Yeni Üyelik
6.
Bölüm

°Y° 6

@sukunettekelimeler

~Hümeyra


Odanın kapısında sessizce dikildim ve içeride oturan adama baktım. Yine başını iki elinin arasına almış ve uzaklara dalmıştı Emir Serkan. Kaç gündür onu böyle huzursuz, yorgun, dertli ve acı çeker halde görmek benim de içimde bir yerlerde sızıya sebep oluyordu. Böyle sıkıntılı bir hâldeyken ona kıyamıyordum.


Nikahta keramet vardır derler ya hani, inanıyordum bu söze. Ben kendime söylemeye çekinsem de seviyordum bu adamı işte. Bu yüzden her tavrı dokunuyordu, canımı yakıyordu. Ben onunla gülümsemek, sıcak anlar paylaşmak istiyordum. Oysa şimdiye dek kış mevsimi yaşayıp durmuştuk. Aramıza rüzgarlar ve soğuklar döşemişti çoğunlukla.


Kapalı gözlerini bir oflamayla açtı ve başını kaldırdı. Aniden beni görünce oturduğu yerden kalktı. Dün gece yine geç gelmiş, sanki benimle değil de o koltukla nikahlanmış gibi yine o koltuğa gidivermişti. Zaten ben de onunla değil eviyle evlendiğimi düşünüyordum.


"Ben de tam çıkıyordum," deyip yine anlamsızca beni soru işaretleriyle bırakıp gitmeye kalktı.


"Kahvaltı hazırlamıştım."


"Sen yersin, ben yemeyeceğim."


Bir haftadır iyice çöktüğünü anlamıyordu sanırım! Evde zaten yemiyordu; hep bir gitmeler, uzaklaşmalar. Anlaşılan dışarıda da pek bir şey yemiyordu. Süzülmüştü iyice. Millet evlenince kilo alırken bizimki veriyordu.


"İki kişilik hazırladım."


"Yemeyeceğim, Hümeyra. İştahım yok."


Kaç gündür ses etmiyordum Emir Serkan'a, o gün o halde eve gelmişti ve problemleri vardı diye. Fakat yine basmıştı damarıma. Cidden yorulmaya başlamıştım. Hayır yani, derdini benimle paylaşmasını istiyordum, ona da yanaşmıyordu. Destek olmak istiyordum, müsaade etmiyordu. Ben sana karşı bir yanlış mı yaptım, benimle mi alakalı diyordum, kesin bir idlle hayır diyordu. Sabır da bir yere kadardı. Kendimi tutamadım.


"Emir Serkan, yeter artık. Canını sıkan bir şeyler var diye üzerine gelmek istemedim ama artık ben de dayanamıyorum. Hiçbir şey paylaşmıyoruz seninle, farkında mısın? Bu evde bütün gün oturayım diye mi evlendin benimle? Sahi neden evlendin ki? Aşağılamak için mi? Yemeğini yemem, yüzüne bakmam, yatağına yatmam, eve bile girmem Hümeyra, işte böyle önemsizsin?! Bu kadar değersizsin! Hiçbir şeysin!"


"Saçmalama Hümeyra," deyip karşı çıktıktan sonra konuyu kapatmak için yanımdan geçmeye yeltendi.


Kaçamazdı! Sürekli giderek, uzaklaşarak aşamazdık bunları. Kolunu kavradım iki elimle.


"Saçmalamıyorum. Hissettiklerimi söylüyorum!

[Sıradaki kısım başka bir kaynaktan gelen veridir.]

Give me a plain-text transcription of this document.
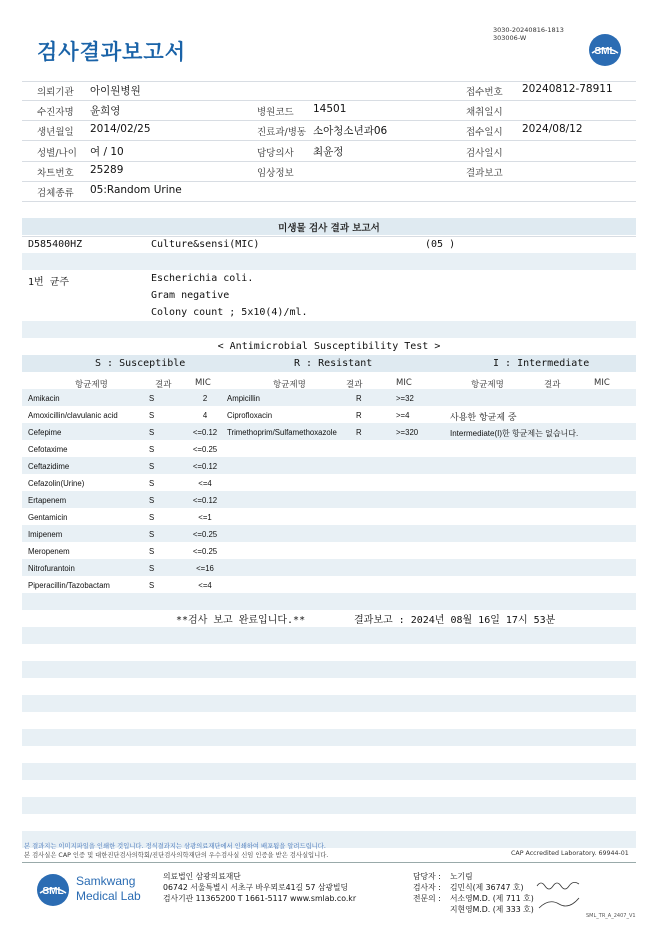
검사결과보고서
3030-20240816-1813
303006-W
SML
의뢰기관 아이원병원	접수번호 20240812-78911
수진자명 윤희영	병원코드 14501	채취일시
생년월일 2014/02/25	진료과/병동 소아청소년과06	접수일시 2024/08/12
성별/나이 여 / 10	담당의사 최윤정	검사일시
차트번호 25289	임상정보	결과보고
검체종류 05:Random Urine
미생물 검사 결과 보고서
D585400HZ	Culture&sensi(MIC)	(05 )
1번 균주	Escherichia coli.
Gram negative
Colony count ; 5x10(4)/ml.
< Antimicrobial Susceptibility Test >
S : Susceptible	R : Resistant	I : Intermediate
항균제명	결과	MIC	항균제명	결과	MIC	항균제명	결과	MIC
Amikacin	S	2
Amoxicillin/clavulanic acid	S	4
Cefepime	S	<=0.12
Cefotaxime	S	<=0.25
Ceftazidime	S	<=0.12
Cefazolin(Urine)	S	<=4
Ertapenem	S	<=0.12
Gentamicin	S	<=1
Imipenem	S	<=0.25
Meropenem	S	<=0.25
Nitrofurantoin	S	<=16
Piperacillin/Tazobactam	S	<=4
Ampicillin	R	>=32
Ciprofloxacin	R	>=4
Trimethoprim/Sulfamethoxazole R	>=320
사용한 항균제 중
Intermediate(I)한 항균제는 없습니다.
**검사 보고 완료입니다.**	결과보고 : 2024년 08월 16일 17시 53분
본 결과지는 이미지파일을 인쇄한 것입니다. 정식결과지는 삼광의료재단에서 인쇄하여 배포됨을 알려드립니다.
본 검사실은 CAP 인증 및 대한진단검사의학회/진단검사의학재단의 우수검사실 신임 인증을 받은 검사실입니다.	CAP Accredited Laboratory. 69944-01
SML
Samkwang
Medical Lab
의료법인 삼광의료재단
06742 서울특별시 서초구 바우뫼로41길 57 삼광빌딩
검사기관 11365200 T 1661-5117 www.smlab.co.kr
담당자 : 노기림
검사자 : 김민식(제 36747 호)
전문의 : 서소영M.D. (제 711 호)
지현영M.D. (제 333 호)
SML_TR_A_2407_V1
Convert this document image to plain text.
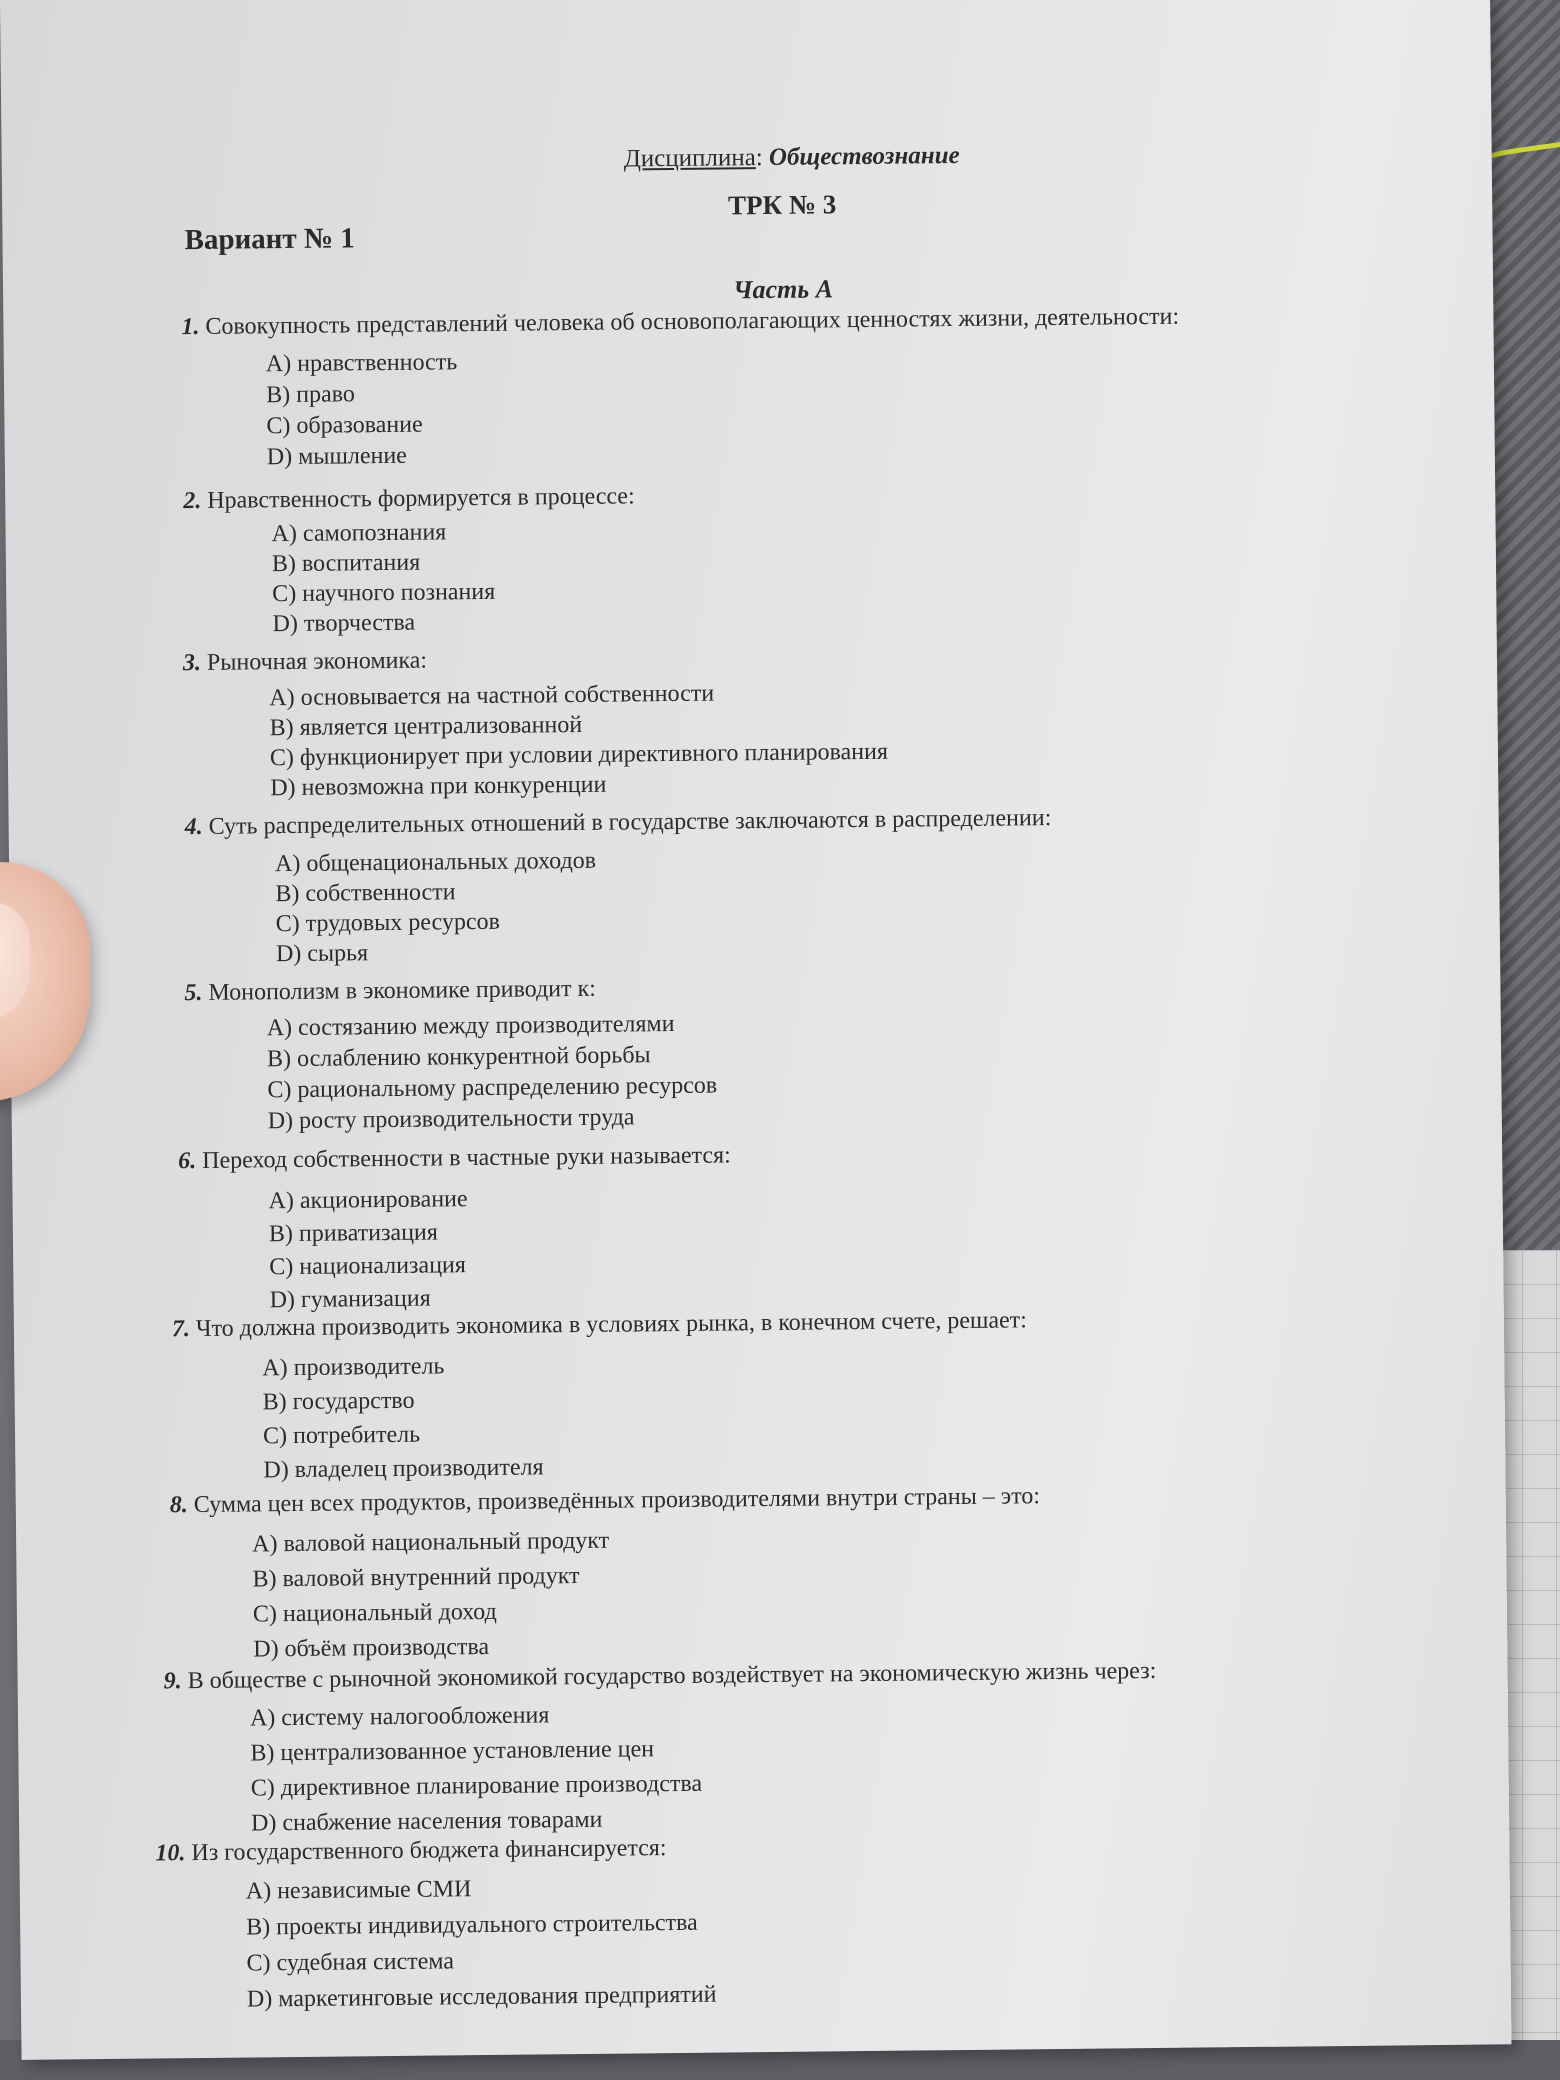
Дисциплина: Обществознание
ТРК № 3
Вариант № 1
Часть А
1. Совокупность представлений человека об основополагающих ценностях жизни, деятельности:
А) нравственность
В) право
С) образование
D) мышление
2. Нравственность формируется в процессе:
А) самопознания
В) воспитания
С) научного познания
D) творчества
3. Рыночная экономика:
А) основывается на частной собственности
В) является централизованной
С) функционирует при условии директивного планирования
D) невозможна при конкуренции
4. Суть распределительных отношений в государстве заключаются в распределении:
А) общенациональных доходов
В) собственности
С) трудовых ресурсов
D) сырья
5. Монополизм в экономике приводит к:
А) состязанию между производителями
В) ослаблению конкурентной борьбы
С) рациональному распределению ресурсов
D) росту производительности труда
6. Переход собственности в частные руки называется:
А) акционирование
В) приватизация
С) национализация
D) гуманизация
7. Что должна производить экономика в условиях рынка, в конечном счете, решает:
А) производитель
В) государство
С) потребитель
D) владелец производителя
8. Сумма цен всех продуктов, произведённых производителями внутри страны – это:
А) валовой национальный продукт
В) валовой внутренний продукт
С) национальный доход
D) объём производства
9. В обществе с рыночной экономикой государство воздействует на экономическую жизнь через:
А) систему налогообложения
В) централизованное установление цен
С) директивное планирование производства
D) снабжение населения товарами
10. Из государственного бюджета финансируется:
А) независимые СМИ
В) проекты индивидуального строительства
С) судебная система
D) маркетинговые исследования предприятий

Hâlin tavrın bas bas bağırıyor bunları, hatta daha fazlasını."


Kolunu öfkeyle çektiğinde bakışlarında şimşekler çakıyordu. "Dokunma bana Hümeyra!"


Tepkilerine anlam veremiyordum. Delirecektim! "Bu boşuna mı var!" deyip parmağımdaki yüzüğü çıkarttım ve gözünün önünde salladım. "Al o zaman bunu Emir Serkan," deyip eline uzandığımda daha yüksek bir sesle "Dokunma dedim!" diye uyardı ve elini çekti.

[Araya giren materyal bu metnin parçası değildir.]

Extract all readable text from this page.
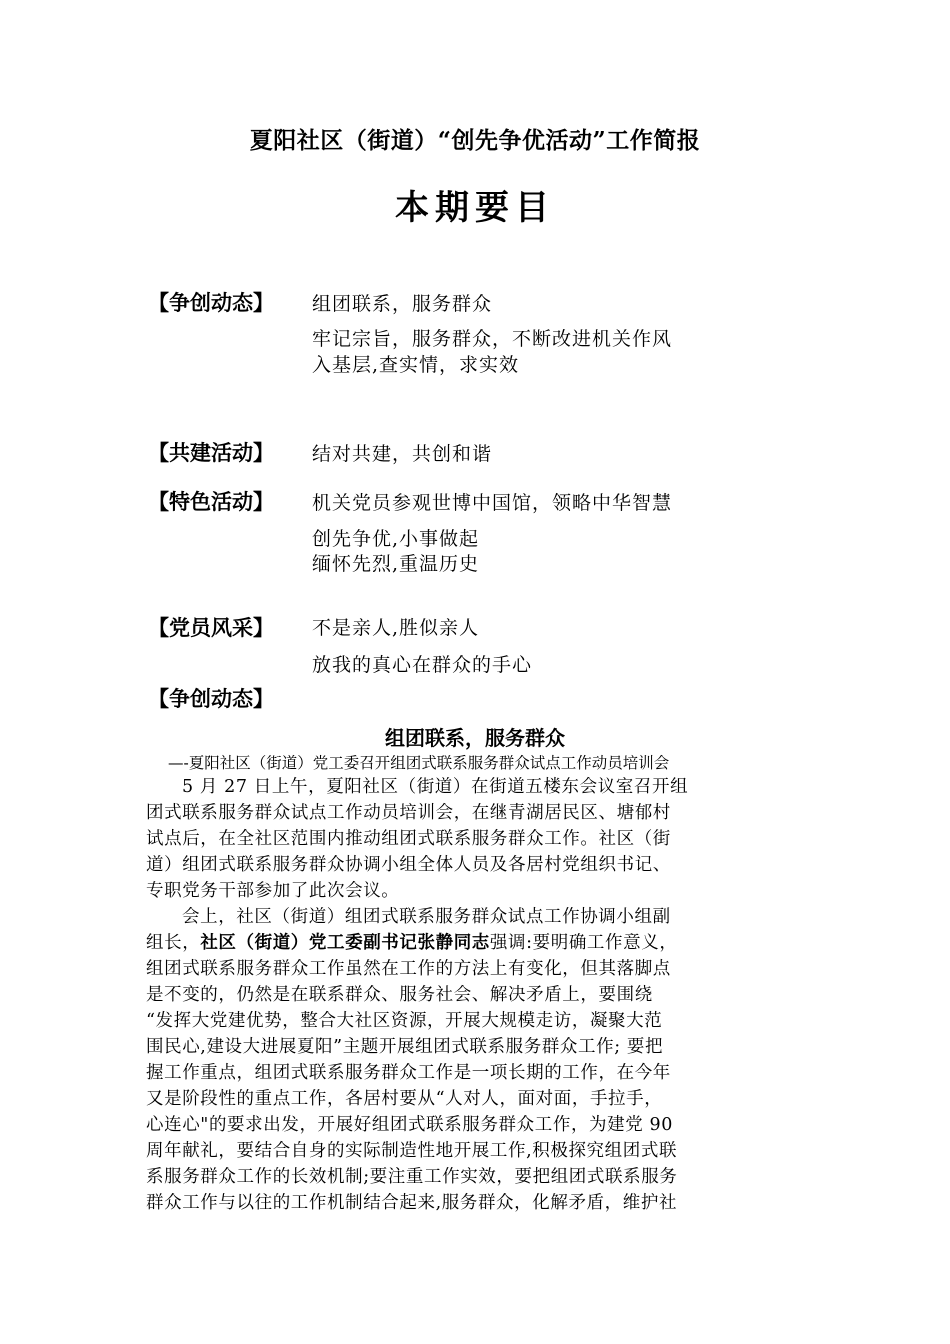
夏阳社区（街道）“创先争优活动”工作简报
本期要目
【争创动态】 组团联系，服务群众
牢记宗旨，服务群众，不断改进机关作风
入基层,查实情，求实效
【共建活动】 结对共建，共创和谐
【特色活动】 机关党员参观世博中国馆，领略中华智慧
创先争优,小事做起
缅怀先烈,重温历史
【党员风采】 不是亲人,胜似亲人
放我的真心在群众的手心
【争创动态】
组团联系，服务群众
—-夏阳社区（街道）党工委召开组团式联系服务群众试点工作动员培训会
5 月 27 日上午，夏阳社区（街道）在街道五楼东会议室召开组
团式联系服务群众试点工作动员培训会，在继青湖居民区、塘郁村
试点后，在全社区范围内推动组团式联系服务群众工作。社区（街
道）组团式联系服务群众协调小组全体人员及各居村党组织书记、
专职党务干部参加了此次会议。
会上，社区（街道）组团式联系服务群众试点工作协调小组副
组长，社区（街道）党工委副书记张静同志强调:要明确工作意义，
组团式联系服务群众工作虽然在工作的方法上有变化，但其落脚点
是不变的，仍然是在联系群众、服务社会、解决矛盾上，要围绕
“发挥大党建优势，整合大社区资源，开展大规模走访，凝聚大范
围民心,建设大进展夏阳”主题开展组团式联系服务群众工作; 要把
握工作重点，组团式联系服务群众工作是一项长期的工作，在今年
又是阶段性的重点工作，各居村要从“人对人，面对面，手拉手，
心连心"的要求出发，开展好组团式联系服务群众工作，为建党 90
周年献礼，要结合自身的实际制造性地开展工作,积极探究组团式联
系服务群众工作的长效机制;要注重工作实效，要把组团式联系服务
群众工作与以往的工作机制结合起来,服务群众，化解矛盾，维护社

Anlamıyordum. Neden! Birbirimize haram değildik! Helaldik. Evliydik. Neden dokunmamdan bu kadar rahatsız oluyordu!? Neden sakınıyordu kendisini benden? İğreniyor muydu? Zerre miktar sevmiyor muydu, değer vermiyor muydu? Bütün bunları düşünmek yine kalbimi parçalarken, yüzüğü ona doğru fırlattım. Buyursun, dokunmadan veriyordum.

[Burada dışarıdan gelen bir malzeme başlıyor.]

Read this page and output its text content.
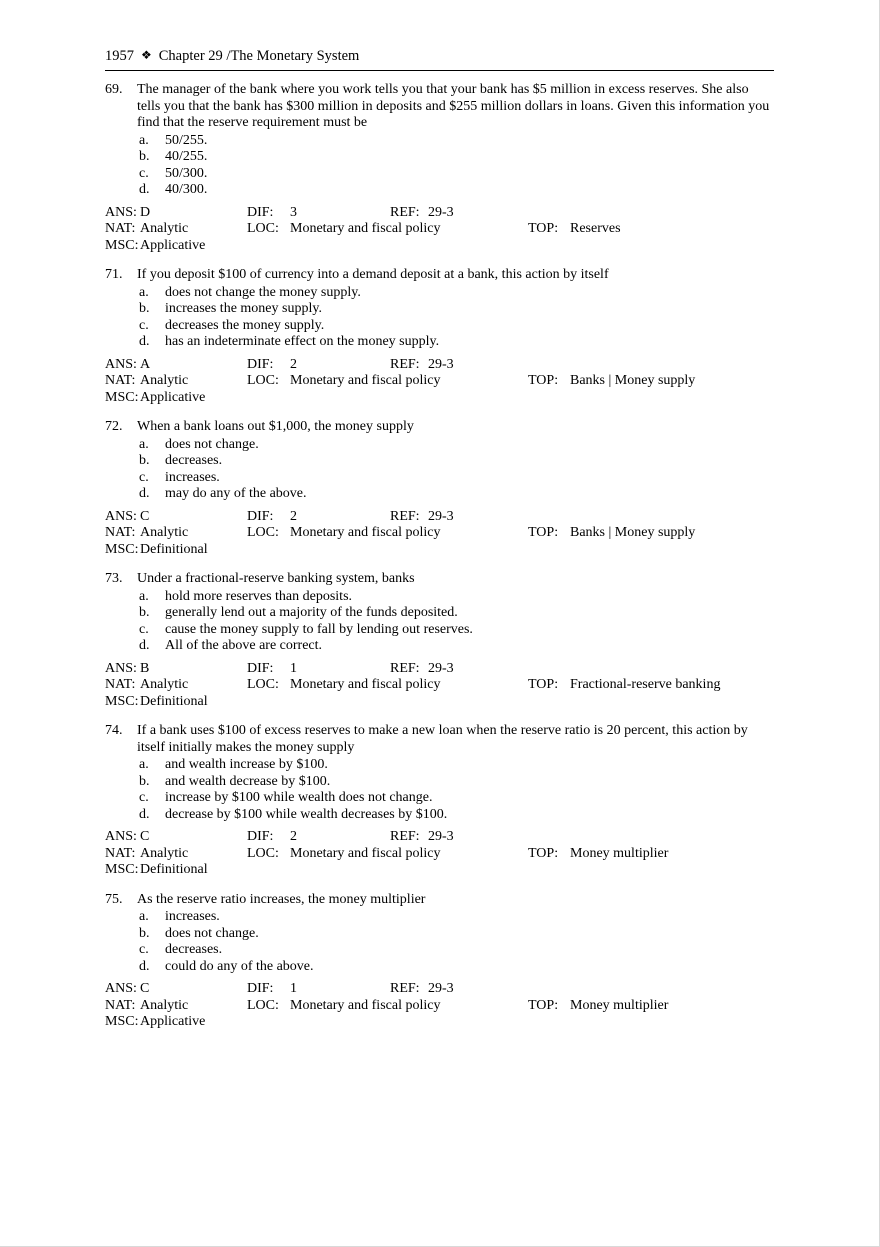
1957 ❖ Chapter 29 /The Monetary System
69.	The manager of the bank where you work tells you that your bank has $5 million in excess reserves. She also tells you that the bank has $300 million in deposits and $255 million dollars in loans. Given this information you find that the reserve requirement must be
a.	50/255.
b.	40/255.
c.	50/300.
d.	40/300.
ANS: D	DIF: 3	REF: 29-3
NAT: Analytic	LOC: Monetary and fiscal policy	TOP: Reserves
MSC: Applicative
71.	If you deposit $100 of currency into a demand deposit at a bank, this action by itself
a.	does not change the money supply.
b.	increases the money supply.
c.	decreases the money supply.
d.	has an indeterminate effect on the money supply.
ANS: A	DIF: 2	REF: 29-3
NAT: Analytic	LOC: Monetary and fiscal policy	TOP: Banks | Money supply
MSC: Applicative
72.	When a bank loans out $1,000, the money supply
a.	does not change.
b.	decreases.
c.	increases.
d.	may do any of the above.
ANS: C	DIF: 2	REF: 29-3
NAT: Analytic	LOC: Monetary and fiscal policy	TOP: Banks | Money supply
MSC: Definitional
73.	Under a fractional-reserve banking system, banks
a.	hold more reserves than deposits.
b.	generally lend out a majority of the funds deposited.
c.	cause the money supply to fall by lending out reserves.
d.	All of the above are correct.
ANS: B	DIF: 1	REF: 29-3
NAT: Analytic	LOC: Monetary and fiscal policy	TOP: Fractional-reserve banking
MSC: Definitional
74.	If a bank uses $100 of excess reserves to make a new loan when the reserve ratio is 20 percent, this action by itself initially makes the money supply
a.	and wealth increase by $100.
b.	and wealth decrease by $100.
c.	increase by $100 while wealth does not change.
d.	decrease by $100 while wealth decreases by $100.
ANS: C	DIF: 2	REF: 29-3
NAT: Analytic	LOC: Monetary and fiscal policy	TOP: Money multiplier
MSC: Definitional
75.	As the reserve ratio increases, the money multiplier
a.	increases.
b.	does not change.
c.	decreases.
d.	could do any of the above.
ANS: C	DIF: 1	REF: 29-3
NAT: Analytic	LOC: Monetary and fiscal policy	TOP: Money multiplier
MSC: Applicative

"Niye, peşinde koştuğun kadınlar yeterli oluyor diye mi?"


Öyle olmadığını bilsem de, onun bana yaptığını yapmak istemiştim sadece, bir anlık kırıklığımla onun da aynı yerden kırılıp fark etmesini istemiştim. Bana tartıştığımızda öfkeyle söylediği yalanı yüzüne vurmuştum.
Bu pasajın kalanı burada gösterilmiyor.